Folge dieses 30-jährigen Winterschlafs: gefährliches Gedränge auf engen Hängen und an den Liften. GaPa, wie die Einheimischen sagen, stieg ab in die zweite Liga der Skigebiete, viele Alpintouristen ließen den Ort am Fuße der Zugspitze links liegen, fuhren lieber weiter nach Tirol.
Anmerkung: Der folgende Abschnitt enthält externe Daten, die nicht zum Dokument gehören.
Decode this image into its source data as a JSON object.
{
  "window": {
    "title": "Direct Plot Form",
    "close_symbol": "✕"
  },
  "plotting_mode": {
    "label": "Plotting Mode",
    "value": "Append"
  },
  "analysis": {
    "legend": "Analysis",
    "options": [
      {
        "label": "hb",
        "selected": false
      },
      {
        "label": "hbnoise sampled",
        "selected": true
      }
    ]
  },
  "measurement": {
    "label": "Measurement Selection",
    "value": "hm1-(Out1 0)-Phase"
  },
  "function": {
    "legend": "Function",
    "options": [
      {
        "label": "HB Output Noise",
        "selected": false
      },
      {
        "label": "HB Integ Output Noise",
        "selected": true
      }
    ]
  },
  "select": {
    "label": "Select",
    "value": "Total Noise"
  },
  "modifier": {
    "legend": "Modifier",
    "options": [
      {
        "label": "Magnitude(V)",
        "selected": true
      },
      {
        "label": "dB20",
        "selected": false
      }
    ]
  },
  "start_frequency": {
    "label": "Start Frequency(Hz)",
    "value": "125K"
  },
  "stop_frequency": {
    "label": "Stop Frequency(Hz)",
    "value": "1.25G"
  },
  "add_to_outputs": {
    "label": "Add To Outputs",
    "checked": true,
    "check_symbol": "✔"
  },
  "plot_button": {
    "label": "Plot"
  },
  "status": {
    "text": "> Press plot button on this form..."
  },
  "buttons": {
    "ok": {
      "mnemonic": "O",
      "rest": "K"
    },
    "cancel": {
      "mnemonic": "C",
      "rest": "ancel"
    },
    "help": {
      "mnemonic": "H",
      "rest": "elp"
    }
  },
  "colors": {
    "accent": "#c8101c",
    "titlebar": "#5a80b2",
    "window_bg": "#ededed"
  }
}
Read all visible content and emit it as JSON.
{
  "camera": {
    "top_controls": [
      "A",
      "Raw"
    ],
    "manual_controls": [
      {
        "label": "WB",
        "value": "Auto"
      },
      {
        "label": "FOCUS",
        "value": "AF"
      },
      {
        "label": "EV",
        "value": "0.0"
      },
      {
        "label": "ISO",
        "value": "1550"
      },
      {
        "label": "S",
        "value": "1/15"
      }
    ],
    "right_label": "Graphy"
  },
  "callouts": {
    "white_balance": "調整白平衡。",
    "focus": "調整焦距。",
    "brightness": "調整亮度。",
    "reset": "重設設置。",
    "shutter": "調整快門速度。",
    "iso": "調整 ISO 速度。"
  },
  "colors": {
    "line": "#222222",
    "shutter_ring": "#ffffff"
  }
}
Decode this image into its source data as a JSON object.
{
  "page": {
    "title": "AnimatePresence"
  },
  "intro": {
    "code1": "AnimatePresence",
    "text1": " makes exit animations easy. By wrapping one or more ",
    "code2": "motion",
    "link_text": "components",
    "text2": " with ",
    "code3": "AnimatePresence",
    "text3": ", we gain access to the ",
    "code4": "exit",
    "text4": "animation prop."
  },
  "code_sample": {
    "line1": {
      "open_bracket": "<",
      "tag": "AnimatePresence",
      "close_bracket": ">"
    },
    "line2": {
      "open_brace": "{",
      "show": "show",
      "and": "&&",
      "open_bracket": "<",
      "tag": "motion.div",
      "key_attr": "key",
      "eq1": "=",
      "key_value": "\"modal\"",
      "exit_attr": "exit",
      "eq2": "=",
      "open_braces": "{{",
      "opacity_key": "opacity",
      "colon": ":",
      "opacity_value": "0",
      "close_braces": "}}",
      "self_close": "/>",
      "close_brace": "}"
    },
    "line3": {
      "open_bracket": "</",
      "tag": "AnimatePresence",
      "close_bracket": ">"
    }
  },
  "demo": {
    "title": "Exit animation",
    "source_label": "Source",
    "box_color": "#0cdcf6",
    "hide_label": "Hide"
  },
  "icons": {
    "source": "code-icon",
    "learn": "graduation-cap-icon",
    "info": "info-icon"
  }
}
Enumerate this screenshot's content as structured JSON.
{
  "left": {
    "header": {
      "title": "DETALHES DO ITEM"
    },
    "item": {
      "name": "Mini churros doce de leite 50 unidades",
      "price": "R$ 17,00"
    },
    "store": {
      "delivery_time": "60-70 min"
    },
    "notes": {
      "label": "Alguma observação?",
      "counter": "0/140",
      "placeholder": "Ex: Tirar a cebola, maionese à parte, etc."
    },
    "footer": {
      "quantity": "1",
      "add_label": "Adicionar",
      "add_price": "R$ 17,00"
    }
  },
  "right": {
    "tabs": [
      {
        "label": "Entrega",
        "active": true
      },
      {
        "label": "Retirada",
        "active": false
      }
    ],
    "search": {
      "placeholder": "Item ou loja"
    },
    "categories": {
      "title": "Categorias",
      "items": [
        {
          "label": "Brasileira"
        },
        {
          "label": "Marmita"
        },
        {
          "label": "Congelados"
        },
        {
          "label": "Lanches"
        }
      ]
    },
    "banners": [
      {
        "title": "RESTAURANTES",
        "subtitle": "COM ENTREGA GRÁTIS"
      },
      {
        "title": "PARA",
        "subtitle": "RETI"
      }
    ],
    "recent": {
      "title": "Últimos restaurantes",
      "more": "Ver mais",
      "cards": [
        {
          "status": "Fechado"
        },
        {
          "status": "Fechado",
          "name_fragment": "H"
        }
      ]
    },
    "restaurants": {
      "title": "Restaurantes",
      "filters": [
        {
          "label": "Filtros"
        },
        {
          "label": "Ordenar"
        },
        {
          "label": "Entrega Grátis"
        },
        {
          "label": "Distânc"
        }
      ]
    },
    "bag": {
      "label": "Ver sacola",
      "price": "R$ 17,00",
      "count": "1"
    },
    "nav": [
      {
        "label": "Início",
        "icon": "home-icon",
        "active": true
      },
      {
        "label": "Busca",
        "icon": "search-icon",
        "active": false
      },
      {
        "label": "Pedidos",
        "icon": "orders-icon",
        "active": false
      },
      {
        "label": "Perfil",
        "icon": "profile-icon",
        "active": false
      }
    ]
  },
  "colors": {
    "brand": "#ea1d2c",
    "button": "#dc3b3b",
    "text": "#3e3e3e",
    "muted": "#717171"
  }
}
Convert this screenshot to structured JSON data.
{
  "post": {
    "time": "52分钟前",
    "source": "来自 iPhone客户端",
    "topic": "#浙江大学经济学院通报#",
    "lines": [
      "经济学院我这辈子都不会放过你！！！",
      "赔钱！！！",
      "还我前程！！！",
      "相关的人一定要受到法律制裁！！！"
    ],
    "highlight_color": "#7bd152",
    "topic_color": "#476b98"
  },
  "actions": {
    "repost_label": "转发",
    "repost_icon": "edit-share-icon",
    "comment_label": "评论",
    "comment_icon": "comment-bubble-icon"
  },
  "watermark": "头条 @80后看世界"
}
Nun sind Gondeln, Sessel und Berge für insgesamt 60 Millionen Euro erneuert. Kandahar, Gudiberg und die anderen Hänge haben nirgendwo mehr Gehweg-Breite, sondern mit 20 Metern und mehr eher Autobahnmaße. Ebenfalls alpine Spitze: fünf beschneite Talabfahrten, jeweils mit Längen von mehr als drei Kilometern. Nichts für Träumerle-Carver, sondern für Beinarbeiter mit Kondition. Beste Gelegenheit, diese zu beweisen bei einem Kandahar-Rennen gegen Rosi und Christian. Okay, die beiden herauszufordern wäre lächerlich. Aber heimlich mal checken, ob man vielleicht mithalten kann – warum nicht? Fix den selbst genehmigten Flachlandtiroler-Bonus nutzen und schon mal losbretteln, während Deutschlands Alpin-Paar Nummer eins noch plaudert. Unter den Skiern knirscht bestens präparierter, griffiger Schnee, keine Buckel und nur wenig Eisplatten behindern die Beinah-Schussfahrt in Ideallinie zum ersten Sieg eines Nordlichts über Rosi und Christian. Doch dann diese Staubwolke. Sie saust vorbei und materialisiert sich im Ziel als Christian Neureuther. "Darfst net so jungfräulich foahrn", sagt er grinsend, "du presst die Beine zammen, nimm sie mehr auseinander."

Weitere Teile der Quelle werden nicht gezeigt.